Advogada do AGRAVADO: KARINA DE ALMEIDA BATISTUCI (OAB/PI 7197-A)
RELATOR(A): Desembargador FERNANDO LOPES E SILVA NETO
EMENTA: PROCESSUAL CIVIL. AGRAVO DE INSTRUMENTO. AÇÃO DECLARATÓRIA DE INEXISTÊNCIA DE RELAÇÃO JURÍDICA COM PEDIDO DE REPETIÇÃO DE INDÉBITO. DECISÃO AGRAVADA QUE DETERMINOU A EMENDA OU A COMPLEMENTAÇÃO DA PETIÇÃO INICIAL. NÃO CABIMENTO DO RECURSO. PRECEDENTES. RECURSO NÃO CONHECIDO. 1. Conforme se depreende da jurisprudência, em especial a do STJ, a decisão que determina, sob pena de extinção do processo, a emenda ou a complementação da petição inicial não é recorrível por meio de agravo de instrumento, razão pela qual eventual impugnação deve ocorrer em preliminar de apelação, na forma do art. 331 do Código de Processo Civil. 2. Recurso não conhecido.
DECISÃO TERMINATIVA
Trata-se de AGRAVO DE INSTRUMENTO, com pedido de efeito suspensivo, interposto por ARCEU MARTINS LOBO (Id 16573597) inconformada com o despacho proferido pelo Juízo da 2ª Vara Cível da Comarca de Bom Jesus -PI, nos autos da AÇÃO DECLARATÓRIA DE INEXISTÊNCIA DE RELAÇÃO JURÍDICA COM PEDIDO DE REPETIÇÃO DE INDÉBITO (Processo nº 0820188-68.2023.8.18.0140), movida pela parte agravante em desfavor do BANCO BRADESCO S/A, nos seguintes termos:
“determino a intimação da parte autora para emendar a inicial, no prazo de 15 (quinze) dias, sob pena de indeferimento, devendo:
i. Esclarecer o seguinte:
a. Se o advogado da parte autora entende que a captação de clientes é vedada pelo Estatuto da Advocacia e, sabendo, se responsabiliza pelas consequências perante o órgão disciplinar da OAB (art. 34, IV da Lei nº 8.906/1994);
b. Se no ato da contratação dos advogados pela parte autora o patrono esclareceu as consequências processuais (risco de sucumbência e/ou condenação por litigância de má-fé) para a hipótese de improcedência;
c. As razões que justificam a impossibilidade ou ausência de interesse em requerer a juntada do contrato de forma extrajudicial, por meio do SAC das instituições financeiras; por meio da plataforma consumidor.gov ou por meio do PROCON;
ii. Juntar aos autos extrato bancário do mês em que houve a suposta contratação do empréstimo consignado que aduz desconhecer para demonstrar a ausência de crédito do valor em sua conta; e
iii. Juntar procuração de poderes assinada pela parte autora; comprovante de residência em seu nome no território da Comarca de Bom Jesus-PI; e declaração de hipossuficiência econômica devidamente assinada, todos referentes ao mês de ajuizamento da presente demanda.”

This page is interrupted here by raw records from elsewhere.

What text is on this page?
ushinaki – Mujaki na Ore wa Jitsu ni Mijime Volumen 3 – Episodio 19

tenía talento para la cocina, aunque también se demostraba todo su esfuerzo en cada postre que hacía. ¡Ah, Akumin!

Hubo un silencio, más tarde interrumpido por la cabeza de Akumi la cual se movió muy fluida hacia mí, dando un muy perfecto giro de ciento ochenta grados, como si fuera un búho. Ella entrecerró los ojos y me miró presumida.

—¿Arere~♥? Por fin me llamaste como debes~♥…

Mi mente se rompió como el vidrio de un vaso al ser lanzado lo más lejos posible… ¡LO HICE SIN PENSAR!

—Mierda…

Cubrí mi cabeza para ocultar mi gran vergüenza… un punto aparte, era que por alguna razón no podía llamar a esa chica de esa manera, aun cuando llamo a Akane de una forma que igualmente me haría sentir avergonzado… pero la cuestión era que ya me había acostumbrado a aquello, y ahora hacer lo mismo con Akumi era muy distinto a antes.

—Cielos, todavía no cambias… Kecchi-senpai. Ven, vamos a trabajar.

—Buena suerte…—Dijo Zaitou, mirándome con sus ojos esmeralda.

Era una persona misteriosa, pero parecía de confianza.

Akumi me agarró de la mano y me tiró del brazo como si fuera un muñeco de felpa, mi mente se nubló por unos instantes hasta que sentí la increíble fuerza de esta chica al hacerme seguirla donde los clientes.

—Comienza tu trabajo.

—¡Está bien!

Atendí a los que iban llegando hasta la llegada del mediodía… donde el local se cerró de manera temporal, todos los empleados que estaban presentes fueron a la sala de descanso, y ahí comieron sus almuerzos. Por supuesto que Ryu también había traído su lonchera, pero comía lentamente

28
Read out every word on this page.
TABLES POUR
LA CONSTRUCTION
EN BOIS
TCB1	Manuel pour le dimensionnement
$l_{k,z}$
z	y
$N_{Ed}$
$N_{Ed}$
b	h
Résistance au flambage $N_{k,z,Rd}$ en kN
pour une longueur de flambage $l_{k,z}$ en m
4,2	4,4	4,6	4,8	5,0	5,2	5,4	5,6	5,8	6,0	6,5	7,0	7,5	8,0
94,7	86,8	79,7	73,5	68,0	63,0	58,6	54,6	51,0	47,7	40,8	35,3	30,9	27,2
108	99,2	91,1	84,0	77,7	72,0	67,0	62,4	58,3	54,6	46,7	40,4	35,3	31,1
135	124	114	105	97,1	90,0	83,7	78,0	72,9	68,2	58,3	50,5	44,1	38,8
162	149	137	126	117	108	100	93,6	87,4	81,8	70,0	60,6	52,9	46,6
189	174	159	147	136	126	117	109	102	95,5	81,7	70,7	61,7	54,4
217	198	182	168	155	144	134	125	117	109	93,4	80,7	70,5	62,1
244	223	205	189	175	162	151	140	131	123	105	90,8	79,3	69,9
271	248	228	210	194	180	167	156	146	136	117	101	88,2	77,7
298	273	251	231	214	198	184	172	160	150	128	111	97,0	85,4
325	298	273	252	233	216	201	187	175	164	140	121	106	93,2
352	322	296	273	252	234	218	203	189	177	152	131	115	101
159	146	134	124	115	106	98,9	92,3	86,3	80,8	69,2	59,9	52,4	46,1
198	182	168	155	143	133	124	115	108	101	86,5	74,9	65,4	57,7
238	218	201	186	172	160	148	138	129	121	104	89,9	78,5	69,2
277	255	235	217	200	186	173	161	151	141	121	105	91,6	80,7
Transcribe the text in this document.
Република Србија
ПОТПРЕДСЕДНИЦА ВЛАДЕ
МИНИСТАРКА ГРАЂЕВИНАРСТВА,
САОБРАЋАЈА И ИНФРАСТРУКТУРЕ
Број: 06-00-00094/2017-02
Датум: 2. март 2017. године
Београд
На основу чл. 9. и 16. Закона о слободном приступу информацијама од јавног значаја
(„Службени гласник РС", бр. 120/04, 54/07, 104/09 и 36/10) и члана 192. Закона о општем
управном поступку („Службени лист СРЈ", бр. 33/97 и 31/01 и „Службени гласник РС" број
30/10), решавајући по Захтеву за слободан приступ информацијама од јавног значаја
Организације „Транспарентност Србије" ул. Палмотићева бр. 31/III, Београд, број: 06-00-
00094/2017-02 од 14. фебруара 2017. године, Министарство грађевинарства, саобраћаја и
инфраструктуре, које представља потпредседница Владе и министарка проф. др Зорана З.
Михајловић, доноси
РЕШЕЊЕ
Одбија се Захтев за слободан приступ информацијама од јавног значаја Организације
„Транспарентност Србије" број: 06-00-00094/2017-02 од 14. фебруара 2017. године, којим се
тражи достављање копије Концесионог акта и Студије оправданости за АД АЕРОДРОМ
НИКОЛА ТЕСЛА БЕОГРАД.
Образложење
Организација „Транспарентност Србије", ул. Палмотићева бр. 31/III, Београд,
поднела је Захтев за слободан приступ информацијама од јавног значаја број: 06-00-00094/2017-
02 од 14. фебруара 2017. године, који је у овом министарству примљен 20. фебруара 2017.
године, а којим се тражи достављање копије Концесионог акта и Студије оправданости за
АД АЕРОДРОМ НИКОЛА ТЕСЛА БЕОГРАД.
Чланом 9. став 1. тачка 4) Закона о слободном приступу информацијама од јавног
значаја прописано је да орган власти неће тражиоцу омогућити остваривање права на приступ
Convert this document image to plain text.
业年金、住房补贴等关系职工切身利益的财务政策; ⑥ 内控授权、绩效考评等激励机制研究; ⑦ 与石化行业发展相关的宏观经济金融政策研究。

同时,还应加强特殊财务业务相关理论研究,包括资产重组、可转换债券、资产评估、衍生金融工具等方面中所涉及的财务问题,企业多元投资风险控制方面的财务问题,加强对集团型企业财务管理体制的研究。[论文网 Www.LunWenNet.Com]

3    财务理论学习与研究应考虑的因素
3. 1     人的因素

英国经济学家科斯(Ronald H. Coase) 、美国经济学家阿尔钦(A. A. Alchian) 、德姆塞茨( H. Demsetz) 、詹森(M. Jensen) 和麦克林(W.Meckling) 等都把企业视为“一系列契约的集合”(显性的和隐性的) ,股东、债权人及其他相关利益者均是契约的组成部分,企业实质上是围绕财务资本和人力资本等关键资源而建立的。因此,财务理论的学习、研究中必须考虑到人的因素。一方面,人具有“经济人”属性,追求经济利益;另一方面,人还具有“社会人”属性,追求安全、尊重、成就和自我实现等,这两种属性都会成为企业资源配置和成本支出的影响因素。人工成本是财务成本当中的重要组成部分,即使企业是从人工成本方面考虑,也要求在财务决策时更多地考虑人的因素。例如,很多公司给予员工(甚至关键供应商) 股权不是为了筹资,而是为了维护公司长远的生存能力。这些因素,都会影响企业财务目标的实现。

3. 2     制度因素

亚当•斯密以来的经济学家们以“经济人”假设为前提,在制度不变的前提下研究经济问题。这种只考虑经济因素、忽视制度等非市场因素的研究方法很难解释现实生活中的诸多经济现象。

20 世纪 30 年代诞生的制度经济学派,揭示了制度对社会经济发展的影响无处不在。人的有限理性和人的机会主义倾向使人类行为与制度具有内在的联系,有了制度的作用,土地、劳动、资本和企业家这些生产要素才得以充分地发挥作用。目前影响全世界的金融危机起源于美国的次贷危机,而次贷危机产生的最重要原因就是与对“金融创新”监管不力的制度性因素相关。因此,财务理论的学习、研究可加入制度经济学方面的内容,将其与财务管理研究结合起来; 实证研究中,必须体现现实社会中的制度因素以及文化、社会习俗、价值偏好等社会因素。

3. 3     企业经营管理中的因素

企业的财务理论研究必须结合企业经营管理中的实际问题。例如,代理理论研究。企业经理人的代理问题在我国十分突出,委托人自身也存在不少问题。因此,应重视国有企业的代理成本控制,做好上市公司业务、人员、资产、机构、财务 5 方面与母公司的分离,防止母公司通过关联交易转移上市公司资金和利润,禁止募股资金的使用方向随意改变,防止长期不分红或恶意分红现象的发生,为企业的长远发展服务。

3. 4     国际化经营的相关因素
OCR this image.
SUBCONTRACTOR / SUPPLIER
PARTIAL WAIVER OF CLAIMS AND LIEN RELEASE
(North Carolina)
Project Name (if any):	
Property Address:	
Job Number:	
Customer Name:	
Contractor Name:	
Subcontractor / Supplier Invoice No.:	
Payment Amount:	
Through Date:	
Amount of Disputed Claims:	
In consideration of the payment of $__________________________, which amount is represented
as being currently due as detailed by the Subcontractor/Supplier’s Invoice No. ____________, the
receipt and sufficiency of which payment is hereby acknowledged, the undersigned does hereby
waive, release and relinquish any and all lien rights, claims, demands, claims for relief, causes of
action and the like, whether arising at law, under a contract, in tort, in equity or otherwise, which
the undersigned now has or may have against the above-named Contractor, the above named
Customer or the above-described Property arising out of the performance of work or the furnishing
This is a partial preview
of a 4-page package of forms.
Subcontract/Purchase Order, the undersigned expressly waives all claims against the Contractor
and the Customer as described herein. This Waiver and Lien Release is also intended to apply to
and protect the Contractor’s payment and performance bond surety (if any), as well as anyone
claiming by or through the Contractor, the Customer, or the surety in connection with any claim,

A parte agravante, sustenta em suas razões recursais, que não há necessidade de apresentação de extratos bancários, uma vez que não são documentos essenciais para a propositura da ação nos casos de empréstimo consignado, de forma que a ausência deles não implica a inépcia, mas tão somente uma deficiência probatória.
Argumenta que por ser hipossuficiente em relação à instituição financeira, requer seja aplicada a inversão do ônus da prova em seu favor, conforme previsto no art. 6º, VIII, do Código de Defesa do Consumidor, bem como na Súmula 26 do TJPI.
Aduz ser desnecessário a juntada de procuração pública, bastando que seja formalizada nos termos do art. 595, do Código Civil.
Alega que a determinação de juntada de requerimento administrativo prévio viola o princípio do acesso à Justiça.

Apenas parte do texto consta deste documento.